Attorney General Merrick Garland announced Thursday he would appoint former U.S. attorney Robert Hur as special counsel to investigate classified documents recently discovered at the home and office of President Joe Biden from his time as vice president.
“I am confident that Mr. Hur will carry out his responsibility in an even-handed and urgent manner and in accordance with the highest traditions of this department,” Garland said at a press conference.
Republicans have seized on the discovery in light of the criminal investigation currently plaguing former President Donald Trump, who moved thousands of government records to his Mar-a-Lago home after his presidency. The former president slow-walked the Justice Department’s efforts to regain control of the documents and has been fighting its probe.

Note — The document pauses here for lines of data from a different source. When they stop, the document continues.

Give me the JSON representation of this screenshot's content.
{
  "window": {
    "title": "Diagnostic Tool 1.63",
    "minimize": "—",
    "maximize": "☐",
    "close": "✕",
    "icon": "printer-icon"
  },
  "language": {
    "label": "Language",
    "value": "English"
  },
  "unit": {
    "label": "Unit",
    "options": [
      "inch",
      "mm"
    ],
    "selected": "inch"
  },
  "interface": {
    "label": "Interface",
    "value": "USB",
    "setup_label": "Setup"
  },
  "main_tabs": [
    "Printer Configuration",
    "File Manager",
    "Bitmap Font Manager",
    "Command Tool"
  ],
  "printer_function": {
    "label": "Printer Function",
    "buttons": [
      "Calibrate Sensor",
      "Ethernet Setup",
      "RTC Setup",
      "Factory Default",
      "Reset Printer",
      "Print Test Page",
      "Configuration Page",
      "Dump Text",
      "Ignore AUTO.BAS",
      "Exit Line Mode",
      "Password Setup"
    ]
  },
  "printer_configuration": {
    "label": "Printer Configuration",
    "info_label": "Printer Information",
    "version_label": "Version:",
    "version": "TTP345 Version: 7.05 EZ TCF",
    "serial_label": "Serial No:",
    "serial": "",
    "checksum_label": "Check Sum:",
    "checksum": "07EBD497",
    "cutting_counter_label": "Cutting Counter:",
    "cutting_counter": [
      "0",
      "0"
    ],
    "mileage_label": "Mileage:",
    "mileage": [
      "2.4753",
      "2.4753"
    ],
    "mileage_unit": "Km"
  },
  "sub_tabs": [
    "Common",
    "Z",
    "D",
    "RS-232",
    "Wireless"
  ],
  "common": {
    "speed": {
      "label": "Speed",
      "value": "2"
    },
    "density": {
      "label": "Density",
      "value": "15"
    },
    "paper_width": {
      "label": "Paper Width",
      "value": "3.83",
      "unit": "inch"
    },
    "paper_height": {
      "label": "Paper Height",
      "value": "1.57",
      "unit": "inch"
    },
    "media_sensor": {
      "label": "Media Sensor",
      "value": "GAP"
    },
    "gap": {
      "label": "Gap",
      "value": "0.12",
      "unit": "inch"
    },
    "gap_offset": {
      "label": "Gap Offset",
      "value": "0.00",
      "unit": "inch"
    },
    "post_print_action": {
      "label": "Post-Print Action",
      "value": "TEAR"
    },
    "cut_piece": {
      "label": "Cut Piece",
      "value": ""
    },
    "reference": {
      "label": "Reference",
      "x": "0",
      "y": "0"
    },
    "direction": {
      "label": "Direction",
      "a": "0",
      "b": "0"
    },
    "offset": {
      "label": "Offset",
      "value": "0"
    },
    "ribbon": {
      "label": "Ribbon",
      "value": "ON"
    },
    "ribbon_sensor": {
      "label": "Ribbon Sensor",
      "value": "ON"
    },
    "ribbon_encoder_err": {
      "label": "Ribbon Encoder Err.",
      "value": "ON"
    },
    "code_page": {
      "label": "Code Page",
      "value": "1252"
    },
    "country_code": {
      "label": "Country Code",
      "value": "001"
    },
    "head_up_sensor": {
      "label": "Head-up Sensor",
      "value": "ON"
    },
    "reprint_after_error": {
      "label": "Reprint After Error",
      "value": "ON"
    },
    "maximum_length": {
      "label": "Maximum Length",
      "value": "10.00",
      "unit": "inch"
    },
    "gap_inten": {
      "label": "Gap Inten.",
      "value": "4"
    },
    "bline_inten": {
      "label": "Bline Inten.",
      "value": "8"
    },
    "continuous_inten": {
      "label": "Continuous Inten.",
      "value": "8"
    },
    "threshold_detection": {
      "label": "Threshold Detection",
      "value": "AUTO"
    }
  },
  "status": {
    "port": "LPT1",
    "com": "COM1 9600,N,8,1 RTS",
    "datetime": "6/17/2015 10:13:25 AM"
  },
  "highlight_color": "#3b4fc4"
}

When a president leaves office, all presidential records become the legal property of the National Archives, which is in charge of storing them safely.
Garland named a special counsel on Nov. 18 to oversee the Justice Department’s review of Trump’s document mishandling and his alleged role in the Capitol attack, acknowledging the sensitive politics involved in investigating a former president and current presidential candidate. He chose Jack Smith, a former war crimes prosecutor who has so far remained mum on his work.
Lawyers for Biden have found two batches of documents from his time as vice president. They said they found the first cache ― reportedly around 10 documents ― on Nov. 2 as they worked to shutter Biden’s old private office at the Penn Biden Center for Diplomacy and Global Engagement in Washington.
The White House said it immediately informed the Justice Department, and Biden’s lawyers searched other places where classified information may have been placed incorrectly after his vice presidency. They found the second bunch in a storage area of the president’s Wilmington, Delaware, garage. The lawyers completed their search this week, the White House said.
On Dec. 14, Garland assigned U.S. attorney John Lausch to look into the matter and tell him whether he felt a special counsel appointment was necessary. Lausch came back with his recommendation last week.
Biden said Tuesday that he had been “surprised” to hear of the documents sitting at his former office and said he did not know what information they contained.
“People know I take classified documents, classified information seriously,” Biden said.
Thursday morning, he was asked what he was “thinking” by keeping important records alongside his car.
“By the way, my Corvette’s in a locked garage, so it’s not like they’re sitting out on the street,” Biden responded.
Richard Sauber, an attorney for Biden, reiterated some of his comments in a statement Thursday afternoon.
“As the President said, he takes classified information and materials seriously, and as we have said, we have cooperated from the moment we informed the Archives that a small number of documents were found, and we will continue to cooperate,” Sauber said.
“We are confident that a thorough review will show that these documents were inadvertently misplaced, and the President and his lawyers acted promptly upon discovery of this mistake.”
In August, an FBI raid on Trump’s Mar-a-Lago golf resort in Florida sent shockwaves around Washington. The raid followed months of communications between Trump’s team and representatives of the federal government and yielded more than a dozen boxes containing documents marked classified.
The Justice Department probe into Trump’s mishandling of classified information post-presidency was interrupted by Trump’s insistence that a “special master” be appointed to review the documents taken from his property in Florida. The department was finally permitted to continue to use them in its investigation in December.